I tend to think of the mid-2000s as Peak Edge. After all, that’s the era that brought us Shadow the Hedgehog (the character), Shadow the Hedgehog (the game where a hedgehog shoots people with guns), and Bomberman: Act Zero. Remember when they tried to make an adult, hardcore Bomberman who says cusses? Shadow the Hedgehog remembers. He remembers everything, though there is so much he wishes he could forget… (CUE LINKIN PARK – IN THE END)

But there is truly nothing new under the sun. A decade earlier, edgy darkness was all the rage in the world of comic books thanks to the birth of Image by a disaffected group of artists who left the Big Two houses to start their own publishing company. One with drugs, and guns, and countless pouches, all presumably filled with drugs and/or guns! I tell ya, these Youngblood kids got more pouches than a Toluca Lake trout fisher’s vest, babe.

Grunge was on the airwaves and every comic book character was a chain-smoking, chain-wearing antihero. Spawn was the hottest thing since BoKu. Everybody loved him! It was like Everybody Loves Raymond, except with slightly more nudity and disembowelment. And thus, like a disgruntled protagonist’s cigarette burning through a newspaper headlined “World Doomed, Ineffectual Dogfucker Congressman Says,” the edgy darkness birthed by Image spread across the industry.

DC killed Superman and people were naïve enough to believe it actually meant something! They broke Batman’s back to try and keep up with the MacFarlanes and that’s why people are still doing impressions of a Tom Hardy performance to this day! Lobo was invented as a parody of grizzled fuck-off types and got over as an unironic cool dude! Fucking Lobo, who looked like Gene Simmons went on gear and read a single book on Rastafarianism in his freshmen year at NYU!

But who is the all-time edgiest superhero? Is it Spawn, returned to life by Hell’s infernal might to punish evil? Deadlock, who is Wolverine but also a vampire terrorist? Or Knifetime, whose every use of his blade powers tragically shortens his lifespan?

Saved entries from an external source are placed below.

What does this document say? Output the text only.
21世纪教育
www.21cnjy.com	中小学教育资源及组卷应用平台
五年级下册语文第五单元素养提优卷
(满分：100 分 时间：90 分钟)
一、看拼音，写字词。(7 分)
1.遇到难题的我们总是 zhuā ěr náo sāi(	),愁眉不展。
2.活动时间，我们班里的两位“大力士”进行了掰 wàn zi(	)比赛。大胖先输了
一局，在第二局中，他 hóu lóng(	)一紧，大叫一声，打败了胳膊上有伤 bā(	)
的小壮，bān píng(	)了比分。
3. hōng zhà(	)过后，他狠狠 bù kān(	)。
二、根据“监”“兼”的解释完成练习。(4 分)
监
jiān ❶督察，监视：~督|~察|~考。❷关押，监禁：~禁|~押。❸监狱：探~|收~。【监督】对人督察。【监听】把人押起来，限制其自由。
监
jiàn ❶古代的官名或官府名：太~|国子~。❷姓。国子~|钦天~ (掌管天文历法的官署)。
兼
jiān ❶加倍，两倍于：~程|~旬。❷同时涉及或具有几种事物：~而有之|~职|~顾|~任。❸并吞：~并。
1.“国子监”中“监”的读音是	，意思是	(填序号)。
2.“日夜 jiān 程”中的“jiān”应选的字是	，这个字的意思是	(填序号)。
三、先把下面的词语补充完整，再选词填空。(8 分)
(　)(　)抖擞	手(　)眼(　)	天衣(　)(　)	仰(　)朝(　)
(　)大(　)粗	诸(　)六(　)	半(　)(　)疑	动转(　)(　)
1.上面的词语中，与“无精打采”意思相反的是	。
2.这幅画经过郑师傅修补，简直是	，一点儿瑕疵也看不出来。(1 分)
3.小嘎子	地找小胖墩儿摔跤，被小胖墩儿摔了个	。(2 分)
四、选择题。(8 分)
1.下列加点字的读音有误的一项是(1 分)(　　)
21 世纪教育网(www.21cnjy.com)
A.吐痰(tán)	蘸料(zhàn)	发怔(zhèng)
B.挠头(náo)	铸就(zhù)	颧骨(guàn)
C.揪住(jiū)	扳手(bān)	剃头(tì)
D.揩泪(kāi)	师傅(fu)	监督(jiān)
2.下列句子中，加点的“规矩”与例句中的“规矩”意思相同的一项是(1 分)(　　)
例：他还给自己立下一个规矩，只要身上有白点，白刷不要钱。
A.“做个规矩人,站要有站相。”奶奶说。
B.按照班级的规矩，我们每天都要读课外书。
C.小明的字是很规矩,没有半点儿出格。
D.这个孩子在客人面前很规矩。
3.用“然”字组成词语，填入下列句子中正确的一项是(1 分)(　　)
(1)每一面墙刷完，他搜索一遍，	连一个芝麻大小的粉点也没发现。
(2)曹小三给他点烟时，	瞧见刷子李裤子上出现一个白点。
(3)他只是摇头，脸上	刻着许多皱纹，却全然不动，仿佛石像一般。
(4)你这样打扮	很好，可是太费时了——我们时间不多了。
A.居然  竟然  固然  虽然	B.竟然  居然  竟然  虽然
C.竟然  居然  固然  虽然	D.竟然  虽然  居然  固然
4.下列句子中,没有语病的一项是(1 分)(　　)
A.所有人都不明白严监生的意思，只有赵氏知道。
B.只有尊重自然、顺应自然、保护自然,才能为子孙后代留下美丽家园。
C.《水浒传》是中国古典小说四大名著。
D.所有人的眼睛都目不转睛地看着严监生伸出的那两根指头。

I think I’ve found the answer. He’s called The Creech.

Created by Greg “What if Batman Was Da Joker and I Guess Also Spawn‘s Whole Look” Capullo in 1997, The Creech only ran for three issues. But hey, he got a MacFarlane action figure, so that’s something.

In plastic he looks like a Resident Evil monster that doesn’t realize why his haircut is offensive, but on the page, The Creech really comes alive as the love child of Omega Red and the Hulk.

The Creech’s powers are large and large. He is the product of a genetic experiment to develop a version of Meatwad from Aqua Teen Hunger Force that can beat ass. But he was created to help mankind, not destroy it.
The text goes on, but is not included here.